Family Portrait

Duvivier Petit frère

Petit frère

Autrice : Anne Duvivi­er

Mai­son d’édi­tion : M.E.O.

Année d’édition : 2026

Nom­bre de pages : 123

Prix : 16 €

Livre numérique : 9,49 €

EAN : 9782807005914

Depuis des années, Odile absorbe alcool et psy­chotropes à l’excès. Louise, sa fille, décide que cela doit cess­er : sa mère doit sor­tir de cette spi­rale autode­struc­trice ! Même si le Doc­teur Wolfers, ami de la famille, donne l’impression de maitris­er la sit­u­a­tion et béné­fi­cie de la con­fi­ance de son père. Louise va par­ler à sa mère et la con­ver­sa­tion se révèle occa­sion de met­tre au jour un secret de famille qui lui appa­rait désor­mais comme une évi­dence. Mais que faire d’un secret si lourd ? Com­ment être loyale envers un proche sans en trahir un autre ? Et d’ailleurs, qui est déjà au courant de la vérité et a donc con­tribué à la dis­simuler ? Qui fau­dra-t-il ménag­er ou, au con­traire, affron­ter ?

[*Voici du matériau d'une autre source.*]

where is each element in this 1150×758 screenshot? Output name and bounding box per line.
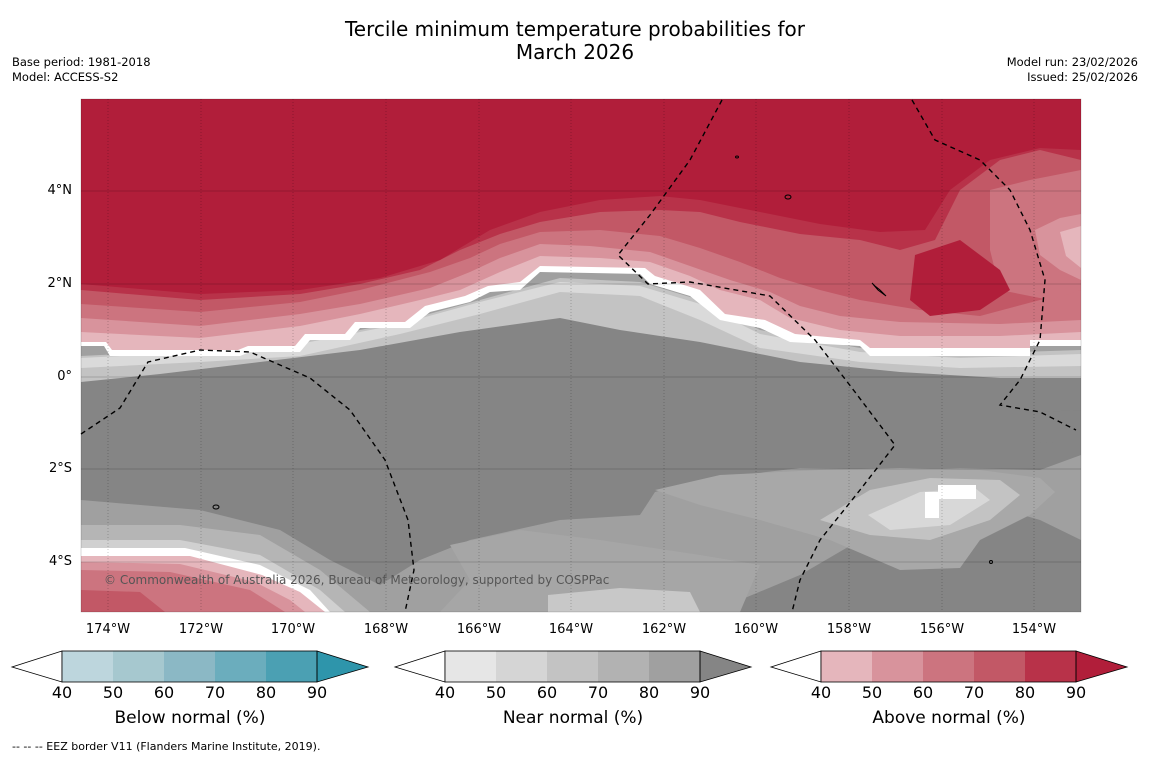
lat-label-4S: 4°S xyxy=(48,554,72,569)
islands xyxy=(212,155,993,564)
white-patch xyxy=(938,485,976,499)
cb-near-seg xyxy=(445,651,496,682)
lon-label: 164°W xyxy=(548,622,594,637)
cb-near-tick: 60 xyxy=(536,683,558,702)
lon-label: 168°W xyxy=(363,622,409,637)
cb-above-under xyxy=(769,650,822,683)
cb-above-tick: 60 xyxy=(912,683,934,702)
cb-near-frame xyxy=(444,650,701,683)
cb-below-seg xyxy=(113,651,164,682)
cb-near-tick: 50 xyxy=(485,683,507,702)
cb-near-under xyxy=(393,650,446,683)
lon-label: 162°W xyxy=(641,622,687,637)
gridlines xyxy=(81,190,1081,563)
cb-above-seg xyxy=(872,651,923,682)
cb-below-tick: 50 xyxy=(102,683,124,702)
island xyxy=(989,560,993,564)
cb-below-tick: 90 xyxy=(306,683,328,702)
cb-near-over xyxy=(699,650,753,683)
near-normal-south-60 xyxy=(548,588,700,612)
eez-footnote: -- -- -- EEZ border V11 (Flanders Marine… xyxy=(12,740,321,753)
eez-borders xyxy=(80,99,1077,613)
cb-above-label: Above normal (%) xyxy=(872,708,1026,728)
lat-label-2N: 2°N xyxy=(47,276,73,291)
above-normal-90 xyxy=(81,99,1081,294)
model-run: Model run: 23/02/2026 xyxy=(1006,55,1138,69)
cb-below-tick: 80 xyxy=(255,683,277,702)
cb-near-tick: 80 xyxy=(638,683,660,702)
eez-border-central xyxy=(617,99,896,613)
cb-below-tick: 70 xyxy=(204,683,226,702)
cb-above-tick: 90 xyxy=(1065,683,1087,702)
near-normal-east-patch xyxy=(1020,410,1081,445)
lon-label: 158°W xyxy=(826,622,872,637)
colorbar-above-normal xyxy=(769,650,1129,683)
lon-label: 174°W xyxy=(85,622,131,637)
above-normal-sw-70 xyxy=(81,590,165,612)
cb-above-over xyxy=(1075,650,1129,683)
copyright-text: © Commonwealth of Australia 2026, Bureau… xyxy=(104,573,609,587)
lon-label: 170°W xyxy=(270,622,316,637)
lon-label: 154°W xyxy=(1011,622,1057,637)
title-line-1: Tercile minimum temperature probabilitie… xyxy=(344,17,806,41)
island xyxy=(212,504,220,510)
base-period: Base period: 1981-2018 xyxy=(12,55,151,69)
cb-above-frame xyxy=(820,650,1077,683)
cb-near-tick: 40 xyxy=(434,683,456,702)
cb-below-seg xyxy=(164,651,215,682)
cb-above-tick: 70 xyxy=(963,683,985,702)
cb-below-over xyxy=(316,650,370,683)
cb-near-seg xyxy=(649,651,700,682)
cb-below-tick: 60 xyxy=(153,683,175,702)
island xyxy=(784,194,792,200)
lat-label-2S: 2°S xyxy=(48,461,72,476)
cb-near-seg xyxy=(496,651,547,682)
cb-near-tick: 90 xyxy=(689,683,711,702)
model-name: Model: ACCESS-S2 xyxy=(12,70,119,84)
eez-border-west xyxy=(80,349,415,613)
cb-below-seg xyxy=(62,651,113,682)
cb-above-tick: 80 xyxy=(1014,683,1036,702)
issued-date: Issued: 25/02/2026 xyxy=(1027,70,1138,84)
cb-above-seg xyxy=(821,651,872,682)
cb-below-tick: 40 xyxy=(51,683,73,702)
lon-label: 156°W xyxy=(919,622,965,637)
above-normal-east-40 xyxy=(1060,226,1081,268)
cb-near-seg xyxy=(598,651,649,682)
cb-below-seg xyxy=(215,651,266,682)
cb-near-seg xyxy=(547,651,598,682)
left-meta: Base period: 1981-2018 Model: ACCESS-S2 xyxy=(12,55,151,85)
cb-below-under xyxy=(10,650,63,683)
cb-below-seg xyxy=(266,651,317,682)
title-line-2: March 2026 xyxy=(515,40,635,64)
cb-near-tick: 70 xyxy=(587,683,609,702)
map-title: Tercile minimum temperature probabilitie… xyxy=(0,18,1150,64)
cb-below-label: Below normal (%) xyxy=(114,708,266,728)
eez-border-east xyxy=(911,99,1077,431)
colorbar-near-normal xyxy=(393,650,753,683)
island xyxy=(735,155,739,159)
white-patch-2 xyxy=(925,492,939,518)
cb-above-seg xyxy=(923,651,974,682)
map-frame xyxy=(80,98,1082,613)
near-normal-90-band xyxy=(81,316,1081,585)
near-normal-50-stripe xyxy=(81,282,1081,368)
map-field xyxy=(81,99,1081,612)
cb-above-tick: 50 xyxy=(861,683,883,702)
lon-label: 172°W xyxy=(178,622,224,637)
cb-below-frame xyxy=(61,650,318,683)
island-kiritimati xyxy=(871,282,887,297)
above-normal-east-90 xyxy=(910,240,1010,316)
lon-label: 160°W xyxy=(733,622,779,637)
lat-label-equator: 0° xyxy=(57,369,72,384)
cb-above-seg xyxy=(974,651,1025,682)
lat-label-4N: 4°N xyxy=(47,183,73,198)
cb-near-label: Near normal (%) xyxy=(502,708,644,728)
right-meta: Model run: 23/02/2026 Issued: 25/02/2026 xyxy=(1007,55,1138,85)
colorbar-below-normal xyxy=(10,650,370,683)
lon-label: 166°W xyxy=(456,622,502,637)
cb-above-seg xyxy=(1025,651,1076,682)
cb-above-tick: 40 xyxy=(810,683,832,702)
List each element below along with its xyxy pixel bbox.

On décou­vre les mem­bres de la famille Ander­son, dans les années 1980, à tra­vers le regard de plusieurs d’entre eux. La mère, com­plète­ment per­due, masque sa souf­france der­rière des abor­ds snobs. Le père, homme à la répu­ta­tion sans faux pli, reste intè­gre, droit et digne en toutes cir­con­stances. Quoi qu’il arrive, il maitrise la sit­u­a­tion. Louise, vue comme la fille mod­èle, s’inquiète pour ses par­ents comme pour son petit frère. Et à tra­vers eux, on décou­vre Brigitte, la cadette et Gilles, le ben­jamin. Chaque chapitre a reçu le titre d’une chan­son et l’histoire famil­iale se déroule telle une playlist, appor­tant régulière­ment de nou­velles pièces au por­trait de famille.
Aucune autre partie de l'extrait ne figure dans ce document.